I have learned about using the Curious/Difficulty Journal, with my line “All went lame; All Blind”. It taught me to question every line, to confront what I don’t know rather than pass over it. Poetry has every line, every word placed correctly for that meaning. Analyzing each line has also helped. Not with this poem, for it is fairly simple, but for more complex poems it helps. Actually, doing this on every reading material this would help.
I deem that it is right to fight for your country under certain circumstances. When you believe in what you are fighting for.

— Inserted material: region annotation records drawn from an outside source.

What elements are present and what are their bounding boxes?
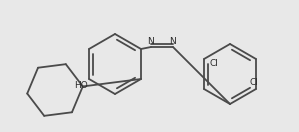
Text: N: N xyxy=(170,37,176,46)
Text: Cl: Cl xyxy=(250,77,258,86)
Text: N: N xyxy=(148,37,154,46)
Text: Cl: Cl xyxy=(210,58,219,67)
Text: HO: HO xyxy=(74,81,88,89)
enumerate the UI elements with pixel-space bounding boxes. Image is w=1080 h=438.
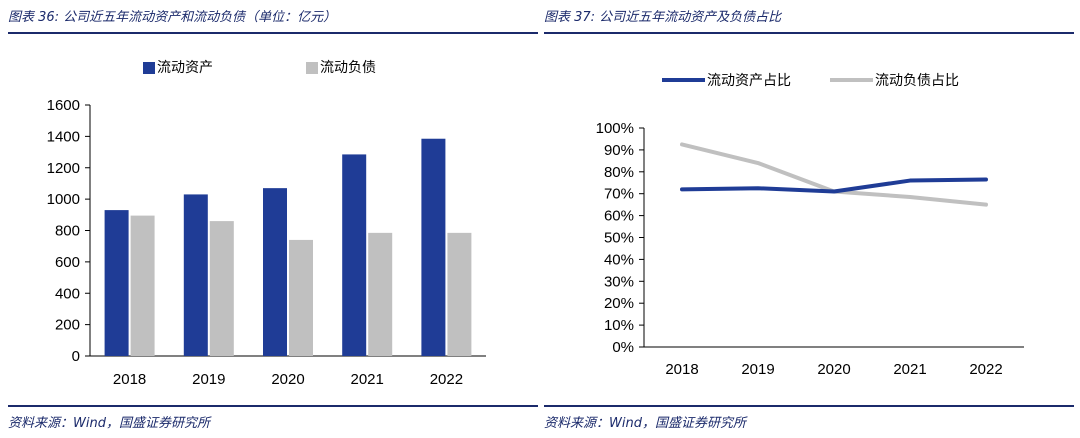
y-tick-label: 0 bbox=[72, 348, 80, 365]
x-tick-label: 2020 bbox=[271, 371, 304, 388]
x-tick-label: 2022 bbox=[969, 361, 1002, 378]
bar bbox=[209, 221, 234, 356]
y-tick-label: 60% bbox=[604, 208, 634, 225]
series-line bbox=[680, 142, 988, 207]
bar bbox=[447, 232, 472, 356]
bar bbox=[104, 210, 129, 356]
source-divider bbox=[8, 405, 538, 407]
chart-caption: 图表 36: 公司近五年流动资产和流动负债（单位：亿元） bbox=[8, 10, 337, 25]
line-chart-panel: 图表 37: 公司近五年流动资产及负债占比 流动资产占比 流动负债占比 0% 10% 2… bbox=[544, 0, 1074, 438]
legend-swatch bbox=[306, 62, 318, 74]
x-tick-label: 2020 bbox=[817, 361, 850, 378]
y-tick-label: 600 bbox=[55, 254, 80, 271]
y-tick-label: 400 bbox=[55, 285, 80, 302]
x-tick-label: 2019 bbox=[741, 361, 774, 378]
y-tick-label: 90% bbox=[604, 142, 634, 159]
bar-chart: 流动资产 流动负债 0 200 400 600 800 1000 1200 1400 1600 201… bbox=[47, 60, 486, 388]
y-tick-label: 1400 bbox=[47, 128, 80, 145]
legend-label: 流动资产 bbox=[157, 60, 213, 76]
y-tick-label: 10% bbox=[604, 317, 634, 334]
bar bbox=[289, 239, 313, 356]
y-tick-label: 30% bbox=[604, 273, 634, 290]
legend-label: 流动负债占比 bbox=[875, 73, 959, 89]
y-tick-label: 20% bbox=[604, 295, 634, 312]
x-tick-label: 2018 bbox=[665, 361, 698, 378]
y-tick-label: 100% bbox=[596, 120, 634, 137]
y-tick-label: 0% bbox=[612, 339, 634, 356]
bar bbox=[342, 154, 367, 356]
x-tick-label: 2021 bbox=[893, 361, 926, 378]
chart-caption: 图表 37: 公司近五年流动资产及负债占比 bbox=[544, 10, 782, 25]
source-divider bbox=[544, 405, 1074, 407]
bar-chart-panel: 图表 36: 公司近五年流动资产和流动负债（单位：亿元） 流动资产 流动负债 0 20… bbox=[8, 0, 538, 438]
y-tick-label: 50% bbox=[604, 230, 634, 247]
legend-swatch bbox=[143, 62, 155, 74]
y-tick-label: 1200 bbox=[47, 160, 80, 177]
y-tick-label: 1600 bbox=[47, 97, 80, 114]
bar bbox=[368, 232, 393, 356]
y-tick-label: 80% bbox=[604, 164, 634, 181]
x-tick-label: 2019 bbox=[192, 371, 225, 388]
y-tick-label: 800 bbox=[55, 223, 80, 240]
x-tick-label: 2021 bbox=[351, 371, 384, 388]
bar bbox=[421, 138, 446, 356]
caption-divider bbox=[8, 32, 538, 34]
chart-source: 资料来源：Wind，国盛证券研究所 bbox=[8, 416, 210, 431]
legend-label: 流动负债 bbox=[320, 60, 376, 76]
x-tick-label: 2018 bbox=[113, 371, 146, 388]
bar bbox=[183, 194, 208, 356]
bar bbox=[130, 215, 155, 356]
series-line bbox=[680, 177, 988, 194]
y-tick-label: 40% bbox=[604, 251, 634, 268]
y-tick-label: 70% bbox=[604, 186, 634, 203]
chart-source: 资料来源：Wind，国盛证券研究所 bbox=[544, 416, 746, 431]
x-tick-label: 2022 bbox=[430, 371, 463, 388]
y-tick-label: 200 bbox=[55, 317, 80, 334]
bar bbox=[263, 188, 287, 356]
caption-divider bbox=[544, 32, 1074, 34]
y-tick-label: 1000 bbox=[47, 191, 80, 208]
legend-label: 流动资产占比 bbox=[707, 73, 791, 89]
line-chart: 流动资产占比 流动负债占比 0% 10% 20% 30% 40% 50% 60% 70% 80% 90… bbox=[596, 73, 1024, 378]
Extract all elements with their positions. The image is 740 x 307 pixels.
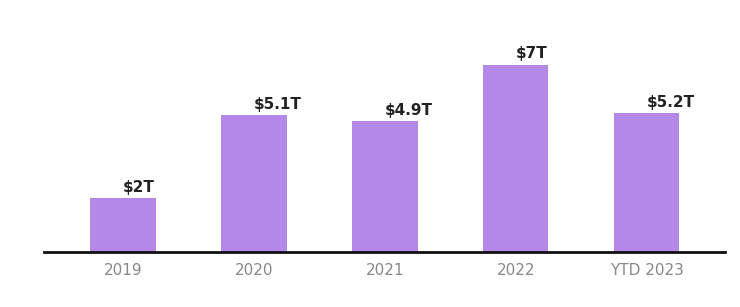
Text: $4.9T: $4.9T [385, 103, 433, 118]
Bar [483, 65, 548, 252]
Text: $7T: $7T [516, 46, 548, 61]
Text: $5.1T: $5.1T [254, 97, 302, 112]
Bar [90, 198, 155, 252]
Text: $2T: $2T [123, 180, 155, 195]
Bar [352, 121, 417, 252]
Bar [221, 115, 286, 252]
Bar [614, 113, 679, 252]
Text: $5.2T: $5.2T [647, 95, 695, 110]
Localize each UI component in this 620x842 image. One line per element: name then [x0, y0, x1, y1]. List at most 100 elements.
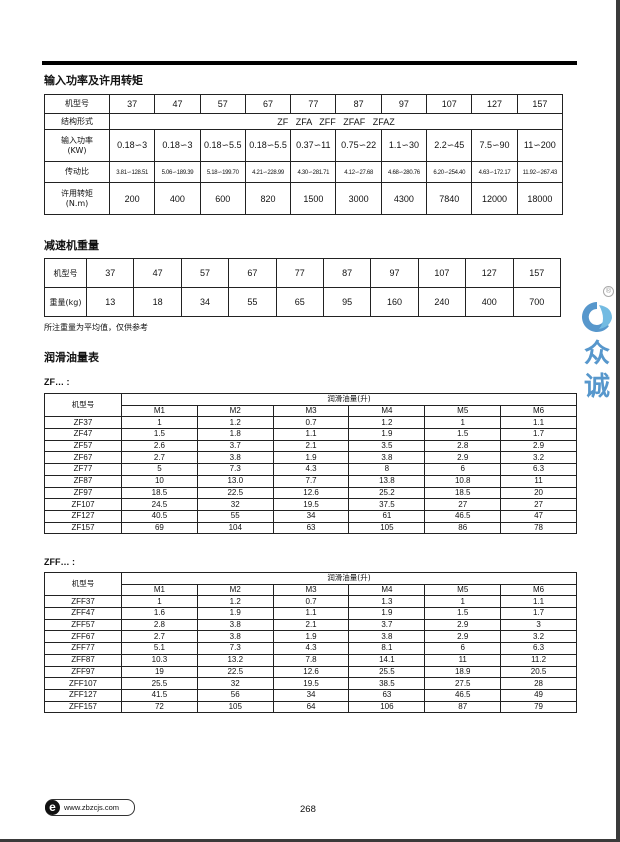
table-row: ZF57 2.6 3.7 2.1 3.5 2.8 2.9 [44, 439, 577, 453]
table-row: ZF97 18.5 22.5 12.6 25.2 18.5 20 [44, 486, 577, 500]
model-cell: ZFF127 [44, 688, 122, 702]
oil-cell: 18.5 [424, 486, 502, 500]
oil-cell: 1.1 [272, 428, 350, 441]
table-row: ZFF67 2.7 3.8 1.9 3.8 2.9 3.2 [44, 630, 577, 644]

If your country is abusing you and your life, using you as an expendable resource, then no. I feel, deep in my core, that war was something beautiful. It was personal, for you cannot kill or wound your enemy without being a mere three feet away. Men had to train for their entire lives to do this. It was their career. They might have been abused from the leaders, such as today, but the fight was theirs. The determined what the outcome, not the leaders. Today we can kill millions of people from the other side of the world. Doesn’t that scare you? You could wipe out an entire country with a blink of an eye. I don’t believe in war or what we are fighting for today. 
_________________________________________________________________________
Emma Donharl
9/7/10
Humantities
Roots of War Seminar

1.  Jonathon tied this concept from Ehrenreich:   “Addiction” provides only a pallid and imprecise analogy for the human relationship to war; parasitism – or even predation – is more to point” to the movie “The Hurt Locker.”  I totally agree with Jonathon in that the character in the movie was addicted to the adrenaline rush when defusing the bomb which is similar to Ehrenreich’s concept of addiction.
2.  The seminar did not influence or change my thinking about the roots of war.  It was interesting to hear different opinions; however, no new ideas or opinions were represented in the conversation.
3.  Connections.  There is a lyric in a song by Scary  Kids Scaring Kids:  “a virus known as rage is spreading and destroying everything.”  This is similar to Ehrenreich’s theory and the Seminor discussion in that the concept of war is in our heads and is like a  “plague”.
4.  My strengths included listening to what other people had to say and not judging them.  I felt I grasped the concepts expressed by others.  I need to work on talking more and participating in the seminar.   I plan to achieve this goal by putting myself out there and speaking up even though I’m afraid.